In a new study, researchers found that people who consume wine moderately appear less likely to develop cataracts that require surgery.
Wine consumption showed the strongest protective effect, suggesting that antioxidants that are abundant in red wine may play a role in cataract prevention.
However, people who drank daily or nearly daily had about a 6% higher risk of cataract surgery compared with people who consumed alcohol moderately.
The research was conducted by a team at Moorfields Eye Hospital NHS Foundation Trust and elsewhere.
A cataract is a clouding of the eye’s normally clear lens. Most cataracts develop slowly and don’t affect vision early on. But over time, cataracts eventually make it more difficult to read, drive a car or see people’s faces.
An ophthalmologist surgically removes the cloudy lens and replaces it with an artificial lens.
Cataract surgery is the most effective and most common procedure performed in all of medicine with some 3 million Americans choosing to have cataract surgery each year.
This study, the largest of its kind, tracked 490,000 volunteers in the UK.
The researchers found that people who consumed about 6.5 standard glasses of wine per week (which is within the current guidelines for safe alcohol intake in both the US and UK) were less likely to undergo cataract surgery.
Wine drinkers benefited the most compared with those who abstained and those who drank other types of alcohol, showing a 23% reduction in cataract surgery in one study group and a 14% reduction in the other study group.
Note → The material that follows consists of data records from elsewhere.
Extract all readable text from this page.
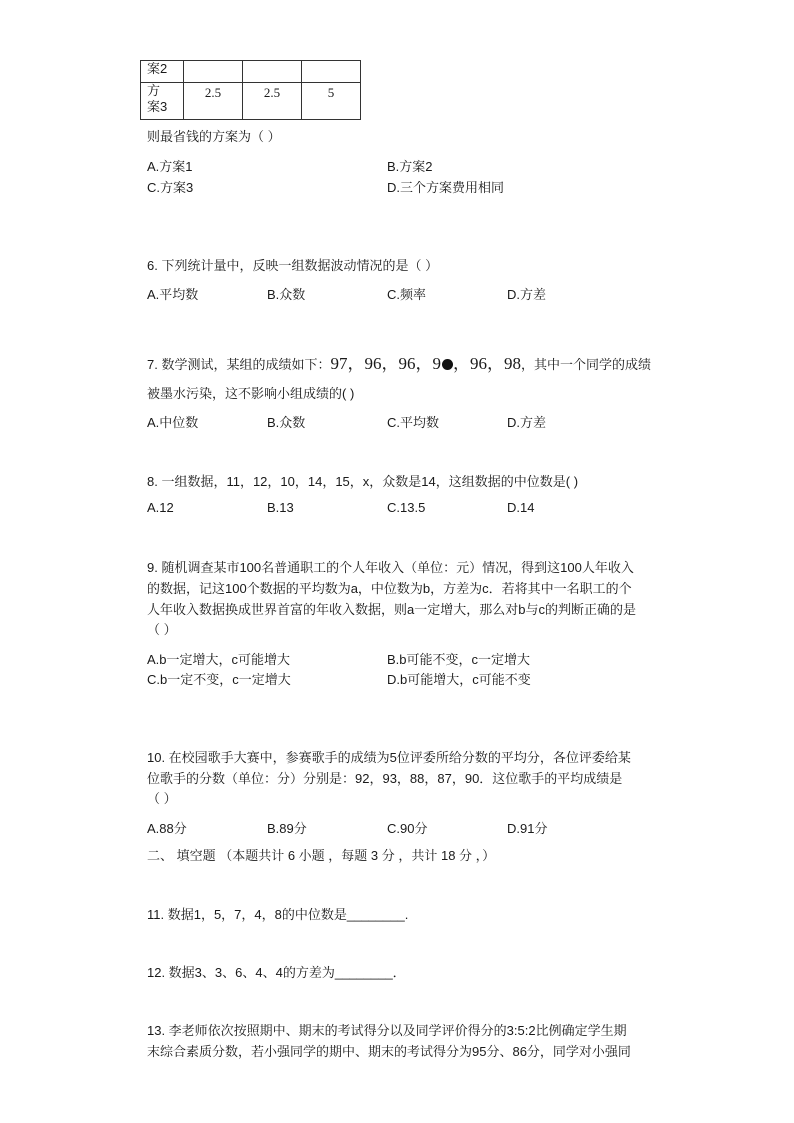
案2			
方
案3	2.5	2.5	5
则最省钱的方案为（ ）
A.方案1	B.方案2
C.方案3	D.三个方案费用相同
6. 下列统计量中，反映一组数据波动情况的是（ ）
A.平均数	B.众数	C.频率	D.方差
7. 数学测试，某组的成绩如下：97，96，96，9 ，96，98，其中一个同学的成绩
被墨水污染，这不影响小组成绩的( )
A.中位数	B.众数	C.平均数	D.方差
8. 一组数据，11，12，10，14，15，x，众数是14，这组数据的中位数是( )
A.12	B.13	C.13.5	D.14
9. 随机调查某市100名普通职工的个人年收入（单位：元）情况，得到这100人年收入
的数据，记这100个数据的平均数为a，中位数为b，方差为c．若将其中一名职工的个
人年收入数据换成世界首富的年收入数据，则a一定增大，那么对b与c的判断正确的是
（ ）
A.b一定增大，c可能增大	B.b可能不变，c一定增大
C.b一定不变，c一定增大	D.b可能增大，c可能不变
10. 在校园歌手大赛中，参赛歌手的成绩为5位评委所给分数的平均分，各位评委给某
位歌手的分数（单位：分）分别是：92，93，88，87，90．这位歌手的平均成绩是
（ ）
A.88分	B.89分	C.90分	D.91分
二、 填空题 （本题共计 6 小题 ，每题 3 分 ，共计 18 分 ，）
11. 数据1，5，7，4，8的中位数是________.
12. 数据3、3、6、4、4的方差为________．
13. 李老师依次按照期中、期末的考试得分以及同学评价得分的3:5:2比例确定学生期
末综合素质分数，若小强同学的期中、期末的考试得分为95分、86分，同学对小强同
Compared to people who drank 1-3 times or less per month, those who drank 1-2 times and 3-4 times per week had a 7% and 6% lower risk of cataract surgery.
Compared to participants who consumed alcohol 1-2 times per week or 3-4 times per week, those who drank daily or almost daily had a 6% and 5% higher risk of cataract surgery.
The team also found that moderate drinkers compared with participants who abstained:
Red wine: 14% lower risk
White wine/champagne: 10% lower risk
Beer and spirits: 13% and 14% lower risk; however, daily or near-daily consumers of beer and spirits saw no reduction in risk.
The study’s findings are consistent with what is already suggested about the health benefits of red wine and with previous studies that found diets rich in antioxidants may prevent the onset of cataracts.
Grape skin is loaded with healthful antioxidants, resveratrol, and flavonoids. These powerful plant compounds and antioxidants are found in higher concentrations in red wine than in white. And both red and white wine have more than beer.
The study is published in Ophthalmology. One author of the study is Anthony P. Khawaja, M.D.